WahanaNews-Natuna | Keberanian Presiden Jokowi memang tak diragukan. Selain soal keberanian mengambil keputusan, tetapi juga soal kunjungan ke daerah konflik.
Akhir Juni 2022 ini, setelah menghadiri undangan pertemuan G7 di Jerman 26-27 Juni, Presiden Jokowi direncanakan mengunjungi Kiev (Ukraina) dan Moskow (Rusia).
Baca Juga:
Dua Pekan Menjelang Pilkada Jakarta, Pasangan Calon Berebut Dukungan Jokowi-Anies
Rencana yang cukup mengkhawatirkan dari segi keamanan dan keselamatan.
Terlebih lagi belum ada tanda-tanda perang Ukraina-Rusia akan berhenti.
Keberanian Presiden Jokowi mengunjungi daerah konflik memang bukan sekali ini saja.
Baca Juga:
Ribuan Warga Hadir, Saat Jokowi Blusukan di Banyumas Dampingi Luthfi
Presiden Jokowi juga pernah mengunjungi Nduga Papua, Kabul Afganistan serta Laut Natuna Utara yang saat itu tengah mengalami ketegangan.
1. Kab. Nduga Papua 2016
Saat itu Presiden Jokowi akan mengunjungi Nduga untuk meninjau kondisi infrastruktur di Kab. Nduga.
Jokowi menyampaikan rencana itu, “dua hari lagi saya mau ke sana,” ujar Jokowi.
Sejumlah pejabat menentang rencana nekad tersebut.
Panglima TNI saat itu Jend. Gatot Nurmantyo, Kapolri Jend. Tito Karnavian dan Ka BIN Budi Gunawan melarang dengan alasan keamanan dan situasi belum kondusif.
“Pak, jangan ke sana dulu. Daerah ini memang masih perlu kondisi pendekatan,” ulang Jokowi saat berdialog di depan masyarakat Indonesia di Selandia Baru (2018).
Seperti diketahui di Nduga saat itu tengah tegang karena gangguan keamanan dari Kelompok Kriminal Bersenjata (KKB)
“Pokoknya saya mau ke Nduga. Urusan keamanan itu urusanmu!” tegas Jokowi.
Dua hari kemudian Jokowi terbang menuju Kab. Nduga meninjau kondisi infrastruktur dan blusukan ke sebuah pasar. Kunjungan berjalan lancar hingga kembali ke Jakarta.
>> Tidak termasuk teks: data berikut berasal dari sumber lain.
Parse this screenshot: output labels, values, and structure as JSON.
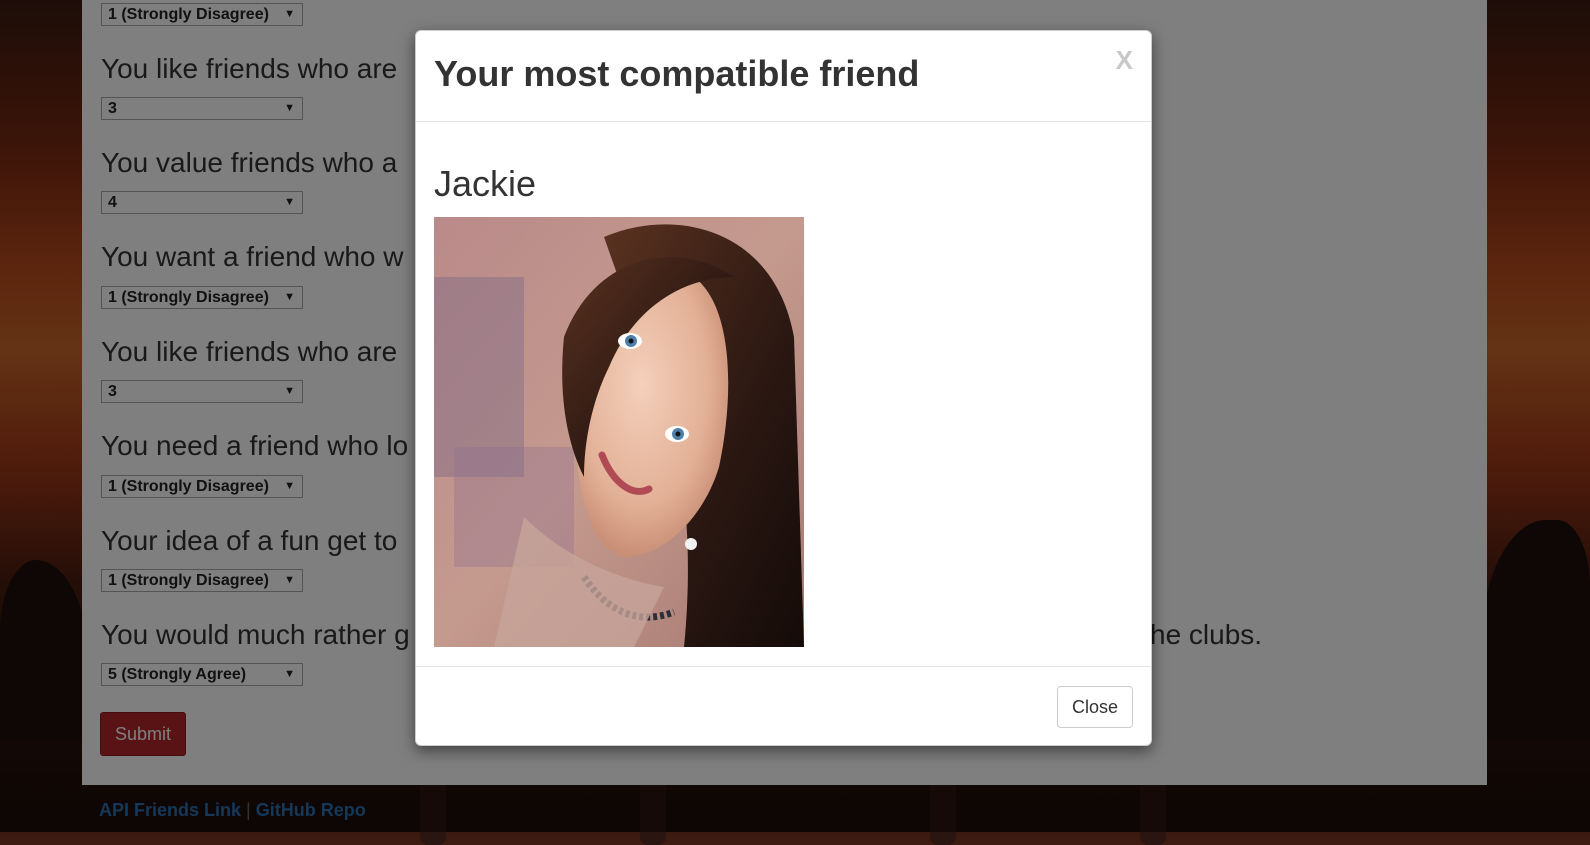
{
  "survey": {
    "questions": [
      {
        "text": "",
        "answer": "1 (Strongly Disagree)"
      },
      {
        "text": "You like friends who are",
        "answer": "3"
      },
      {
        "text": "You value friends who a",
        "answer": "4"
      },
      {
        "text": "You want a friend who w",
        "answer": "1 (Strongly Disagree)"
      },
      {
        "text": "You like friends who are",
        "answer": "3"
      },
      {
        "text": "You need a friend who lo",
        "answer": "1 (Strongly Disagree)"
      },
      {
        "text": "Your idea of a fun get to",
        "answer": "1 (Strongly Disagree)"
      },
      {
        "text": "You would much rather g",
        "text_tail": "he clubs.",
        "answer": "5 (Strongly Agree)"
      }
    ],
    "submit_label": "Submit"
  },
  "footer": {
    "api_link": "API Friends Link",
    "separator": "|",
    "github_link": "GitHub Repo"
  },
  "modal": {
    "title": "Your most compatible friend",
    "close_x": "X",
    "friend_name": "Jackie",
    "photo_alt": "Jackie profile photo",
    "close_label": "Close"
  },
  "colors": {
    "submit_bg": "#b3262a",
    "link": "#2a6fb0",
    "backdrop": "rgba(0,0,0,0.5)"
  }
}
2. Kota Kabul Afganistan 2018
Presiden Jokowi mengunjungi Afganistan pada 29 Januari 2018.
Situasi Afganistan saat itu sedang mencekam. Delapan hari sebelum Jokowi mendarat, Hotel Intercontinental diledakkan dan menewaskan lebih dari 20 orang. Kelompok Taliban diklaim berada di aksi peledakan tersebut.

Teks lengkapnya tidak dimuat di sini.